As someone who suffers from anxiety, the thought of potty training my child has always made me a bit nervous. So, when my partner and I decided it was time to teach our 27-month-old son how to use the toilet, I needed to mentally prepare for the task. I reminded myself—repeatedly—that accidents happen and training to do anything takes time. "We can do it, just stay strong," I told myself as we prepared to ditch the diapers and start the potty training process over a long weekend. "We can't give up, no matter how bad it gets."
The problem with anxiety is that it grows, usually from a small, often illogical seed of doubt. An idea festers, takes over your brain, and turns things into a monster of a problem. When you're dealing with a toddler who seems to know what you're talking about yet does the exact opposite (say, peeing right next to the little potty instead of inside it), you can start to feel like something is wrong with you.
Our first day of potty training wasn't great, but that was to be expected. By the end of it we were exhausted but still hopeful for a breakthrough. Friday came and went with lots of accidents and no victories. By Saturday, my anxiety over the whole process had reached full-throttle. In between bouts of crying (because I felt like the worst parent ever for making him go through this), I cleaned up pee and watched for a sign that our son was getting it.
By day four—the end of our long weekend—I couldn't do anything but try to keep my anxious brain calm. I took a long bath and tried to decompress.
Still, I was distraught. "He'll never get it," I cried to my partner. "We wasted a lovely holiday weekend and our son will wear diapers forever." He assured me it was okay and that eventually our kid would understand. But anxiety doesn't do well with the unknown; I needed to know when. Unfortunately that's not how raising a toddler works.
Then, lo and behold, we watched as our son suddenly stopped playing with his trains, walked over to his potty, and peed. It was like a light bulb went on in his head and suddenly he understood. My anxiety melted...slightly.
While learning to use the potty continues to be an ongoing process for our boy, I look back on those moments of real and crushing anxiety and wonder why was I so worried he couldn't do it. It's hard to explain; hard to understand. But if you're feeling the same way—stressed beyond belief that you'll fail at potty-training your child, the following expert tips can help.
Since chaos can make an anxious person even more on edge, deciding how you want to potty train before you start is key in helping everyone stay calm. Start the process by reading books or articles and picking the method you want to follow—keeping in mind, of course, that there’s no one “right” approach. We used the "naked weekend" approach where you clear your calendar and spend several days letting your kid run around in the buff with the potty at center stage. "If the parent is doing it with a sense of urgency, stress, or uncertainty, then even the most ready child will pick up on that anxiety and stress," says Maria Darcy, Ph.D., a licensed psychologist in Newport Beach, California, and the creator of PoGO's Positive Potty Training System. "The most important thing is to be confidently prepared and flexible."

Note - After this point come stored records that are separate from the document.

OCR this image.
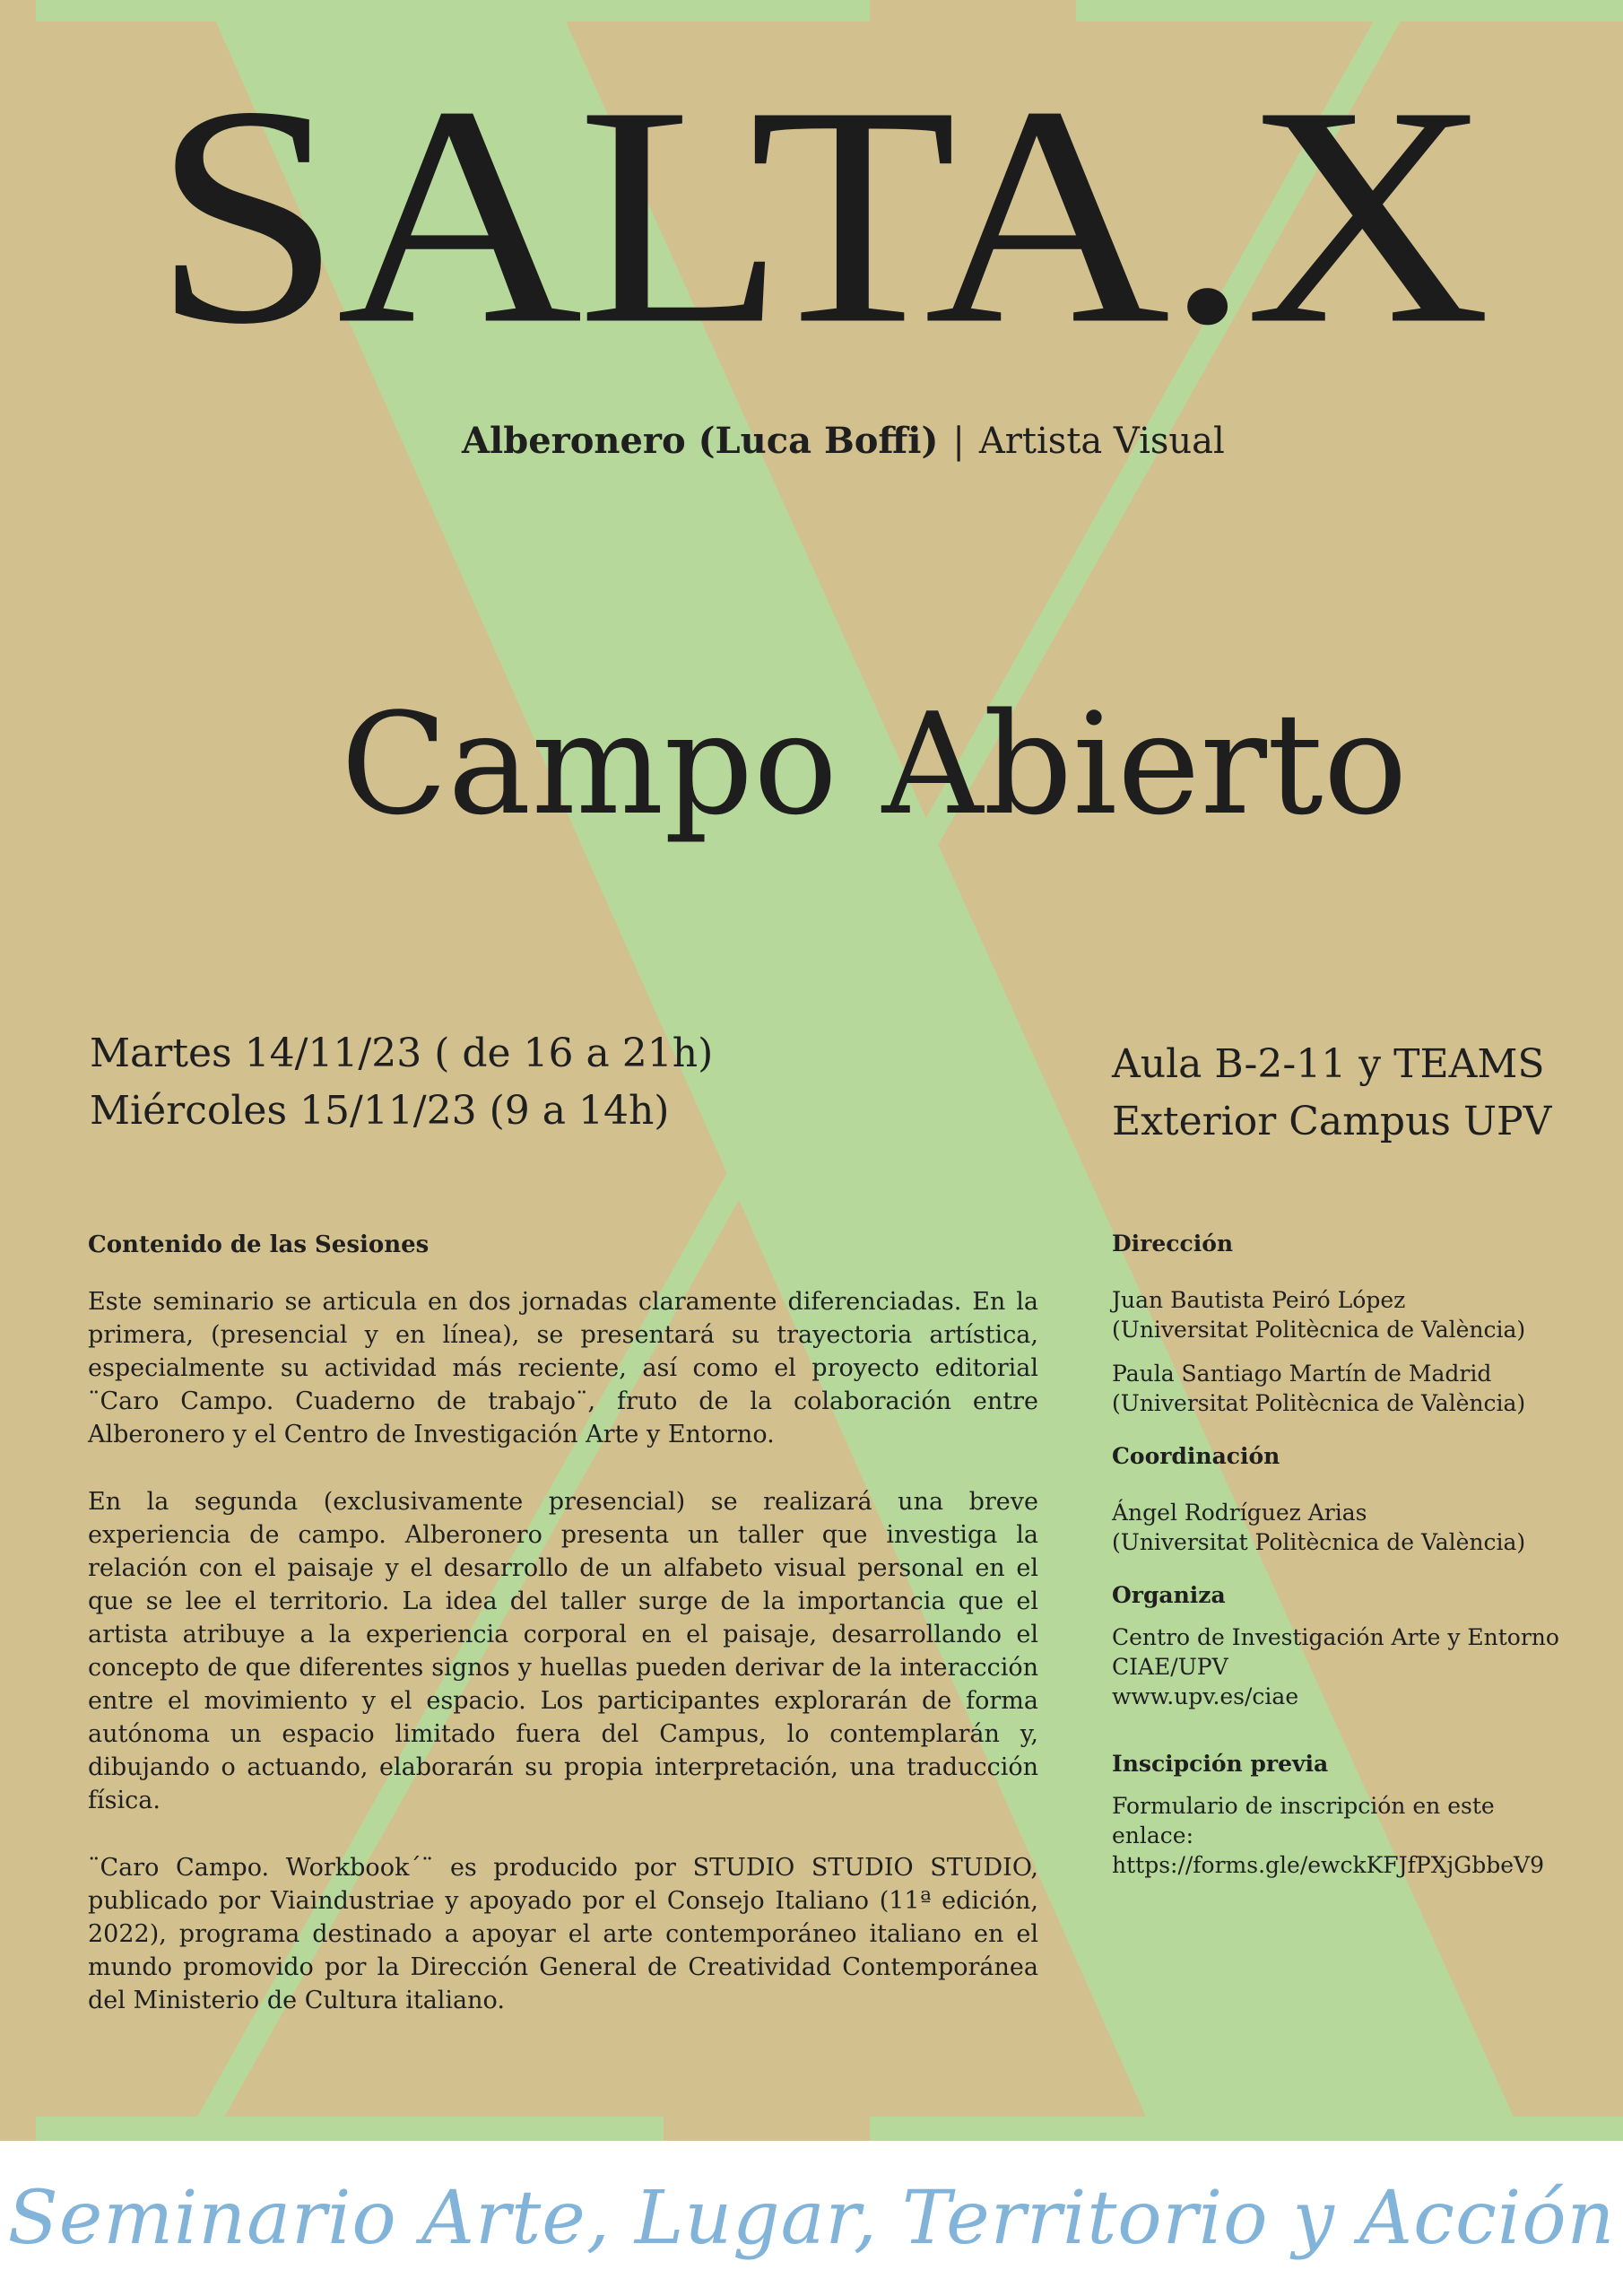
SALTA.X
Alberonero (Luca Boffi) | Artista Visual
Campo Abierto
Martes 14/11/23 ( de 16 a 21h)
Miércoles 15/11/23 (9 a 14h)
Aula B-2-11 y TEAMS
Exterior Campus UPV
Contenido de las Sesiones

Este seminario se articula en dos jornadas claramente diferenciadas. En la primera, (presencial y en línea), se presentará su trayectoria artística, especialmente su actividad más reciente, así como el proyecto editorial ¨Caro Campo. Cuaderno de trabajo¨, fruto de la colaboración entre Alberonero y el Centro de Investigación Arte y Entorno.

En la segunda (exclusivamente presencial) se realizará una breve experiencia de campo. Alberonero presenta un taller que investiga la relación con el paisaje y el desarrollo de un alfabeto visual personal en el que se lee el territorio. La idea del taller surge de la importancia que el artista atribuye a la experiencia corporal en el paisaje, desarrollando el concepto de que diferentes signos y huellas pueden derivar de la interacción entre el movimiento y el espacio. Los participantes explorarán de forma autónoma un espacio limitado fuera del Campus, lo contemplarán y, dibujando o actuando, elaborarán su propia interpretación, una traducción física.

¨Caro Campo. Workbook´¨ es producido por STUDIO STUDIO STUDIO, publicado por Viaindustriae y apoyado por el Consejo Italiano (11ª edición, 2022), programa destinado a apoyar el arte contemporáneo italiano en el mundo promovido por la Dirección General de Creatividad Contemporánea del Ministerio de Cultura italiano.

Dirección
Juan Bautista Peiró López
(Universitat Politècnica de València)
Paula Santiago Martín de Madrid
(Universitat Politècnica de València)
Coordinación
Ángel Rodríguez Arias
(Universitat Politècnica de València)
Organiza
Centro de Investigación Arte y Entorno
CIAE/UPV
www.upv.es/ciae
Inscipción previa
Formulario de inscripción en este
enlace:
https://forms.gle/ewckKFJfPXjGbbeV9
Seminario Arte, Lugar, Territorio y Acción
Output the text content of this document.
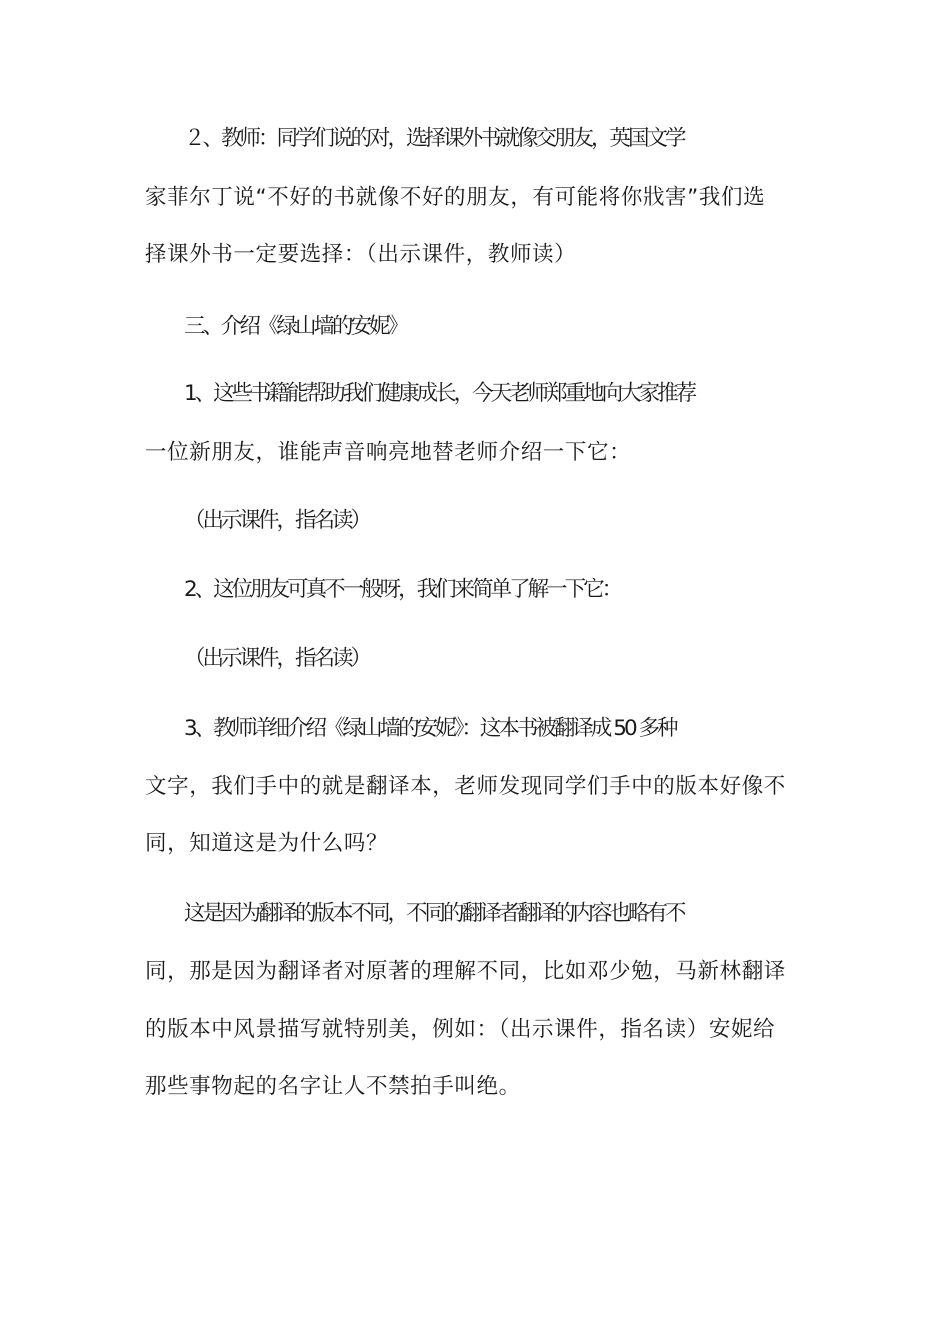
２、教师：同学们说的对，选择课外书就像交朋友，英国文学
家菲尔丁说“不好的书就像不好的朋友，有可能将你戕害”我们选
择课外书一定要选择：（出示课件，教师读）
三、介绍《绿山墙的安妮》
1、这些书籍能帮助我们健康成长，今天老师郑重地向大家推荐
一位新朋友，谁能声音响亮地替老师介绍一下它：
（出示课件，指名读）
2、这位朋友可真不一般呀，我们来简单了解一下它：
（出示课件，指名读）
3、教师详细介绍《绿山墙的安妮》：这本书被翻译成 50 多种
文字，我们手中的就是翻译本，老师发现同学们手中的版本好像不
同，知道这是为什么吗？
这是因为翻译的版本不同，不同的翻译者翻译的内容也略有不
同，那是因为翻译者对原著的理解不同，比如邓少勉，马新林翻译
的版本中风景描写就特别美，例如：（出示课件，指名读）安妮给
那些事物起的名字让人不禁拍手叫绝。
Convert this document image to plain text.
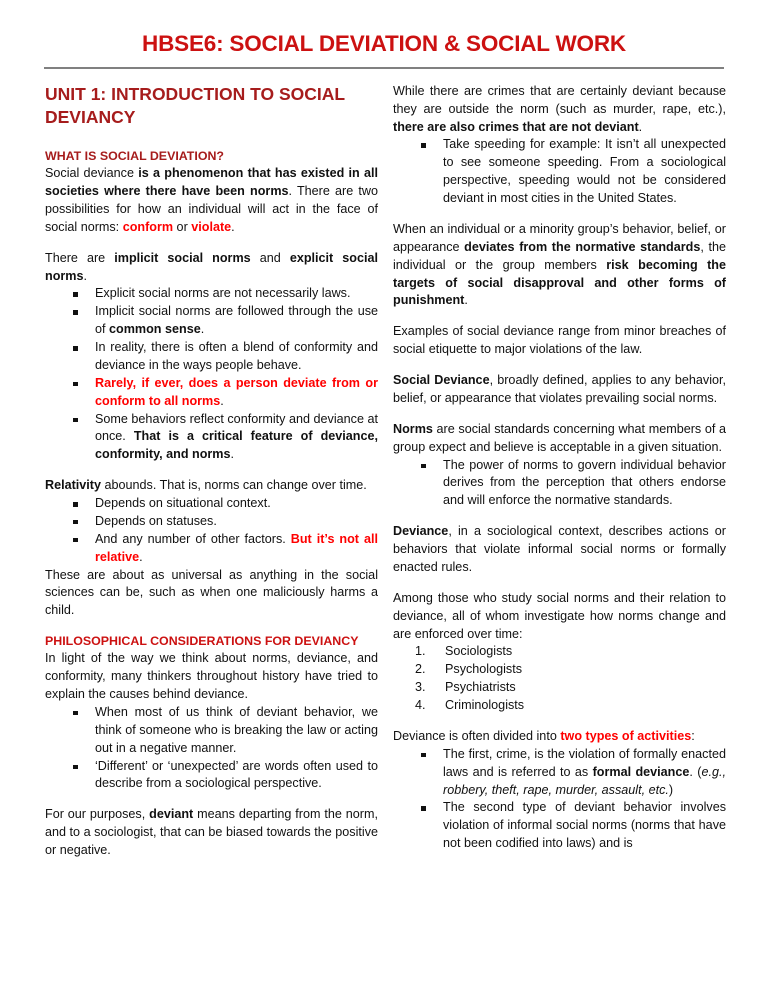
HBSE6: SOCIAL DEVIATION & SOCIAL WORK
UNIT 1: INTRODUCTION TO SOCIAL DEVIANCY
WHAT IS SOCIAL DEVIATION?

Social deviance is a phenomenon that has existed in all societies where there have been norms. There are two possibilities for how an individual will act in the face of social norms: conform or violate.

There are implicit social norms and explicit social norms.

Explicit social norms are not necessarily laws.
Implicit social norms are followed through the use of common sense.
In reality, there is often a blend of conformity and deviance in the ways people behave.
Rarely, if ever, does a person deviate from or conform to all norms.
Some behaviors reflect conformity and deviance at once. That is a critical feature of deviance, conformity, and norms.

Relativity abounds. That is, norms can change over time.

Depends on situational context.
Depends on statuses.
And any number of other factors. But it’s not all relative.

These are about as universal as anything in the social sciences can be, such as when one maliciously harms a child.

PHILOSOPHICAL CONSIDERATIONS FOR DEVIANCY

In light of the way we think about norms, deviance, and conformity, many thinkers throughout history have tried to explain the causes behind deviance.

When most of us think of deviant behavior, we think of someone who is breaking the law or acting out in a negative manner.
‘Different’ or ‘unexpected’ are words often used to describe from a sociological perspective.

For our purposes, deviant means departing from the norm, and to a sociologist, that can be biased towards the positive or negative.

While there are crimes that are certainly deviant because they are outside the norm (such as murder, rape, etc.), there are also crimes that are not deviant.

Take speeding for example: It isn’t all unexpected to see someone speeding. From a sociological perspective, speeding would not be considered deviant in most cities in the United States.

When an individual or a minority group’s behavior, belief, or appearance deviates from the normative standards, the individual or the group members risk becoming the targets of social disapproval and other forms of punishment.

Examples of social deviance range from minor breaches of social etiquette to major violations of the law.

Social Deviance, broadly defined, applies to any behavior, belief, or appearance that violates prevailing social norms.

Norms are social standards concerning what members of a group expect and believe is acceptable in a given situation.

The power of norms to govern individual behavior derives from the perception that others endorse and will enforce the normative standards.

Deviance, in a sociological context, describes actions or behaviors that violate informal social norms or formally enacted rules.

Among those who study social norms and their relation to deviance, all of whom investigate how norms change and are enforced over time:

Sociologists
Psychologists
Psychiatrists
Criminologists

Deviance is often divided into two types of activities:

The first, crime, is the violation of formally enacted laws and is referred to as formal deviance. (e.g., robbery, theft, rape, murder, assault, etc.)
The second type of deviant behavior involves violation of informal social norms (norms that have not been codified into laws) and is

Potty training "is not a measure of your parenting—and that's key to remember," says Jamie Glowacki, author of Oh Crap! Potty Training: Everything Modern Parents Need to Know to Do It Once and Do It Right. "So many people view potty training success as proof of their good parenting, so I try to have moms take that off the board." What worked for your BFF's child, or for the fellow moms in your parenting group, may not work for your kid. On that note, consider avoiding the topic on social media while you're in the potty-training process. It's much easier to get in tune with your child—and your own parenting—if you aren't constantly listening to a chorus of well-meaning (or not) folks commenting on everything from your timing to your method.
Learn to recognize the signs that a break is in order before you start having a meltdown. While it's important to be watching and encouraging your child to use the potty, sometimes you need to step away and hand the reins to someone else. Whether it's for a 5-minute meditation or a snack break, do something that will help you regroup and give you energy to get back to the training. Both you and your child will be stronger for it.
"I tell parents to take a breath on their words," says Glowacki. "It calms everything down and makes you speak slower so you don't get shrill and high-pitched when talking to your child." She also suggests downloading a breathing and meditation app on your phone. Focused breathing can ease anxiety and let you calmly question what's going on in your own mind and your child's.
If you can tag team potty training with your partner, everyone will be happier—and you'll both be able to take needed breaks. You can also lean on a good friend, but be wary of chatting up too many people while you're potty training (see above!). Another source of support can be found in training materials, like a book, that support the potty training method you're using. "In your moments of doubt [read] about what to do when you don't think your child is ever going to learn," says Dr. Darcy. "It can normalize the anxiety and fear. Probably the most important thing to do at this time is just breathe."
If you believe your child can achieve this fundamental yet difficult step, then confidence will shine through the long, messy days as you wait for your kid to get it. In turn, this faith will also help lower anxiety and keep you strong through the process.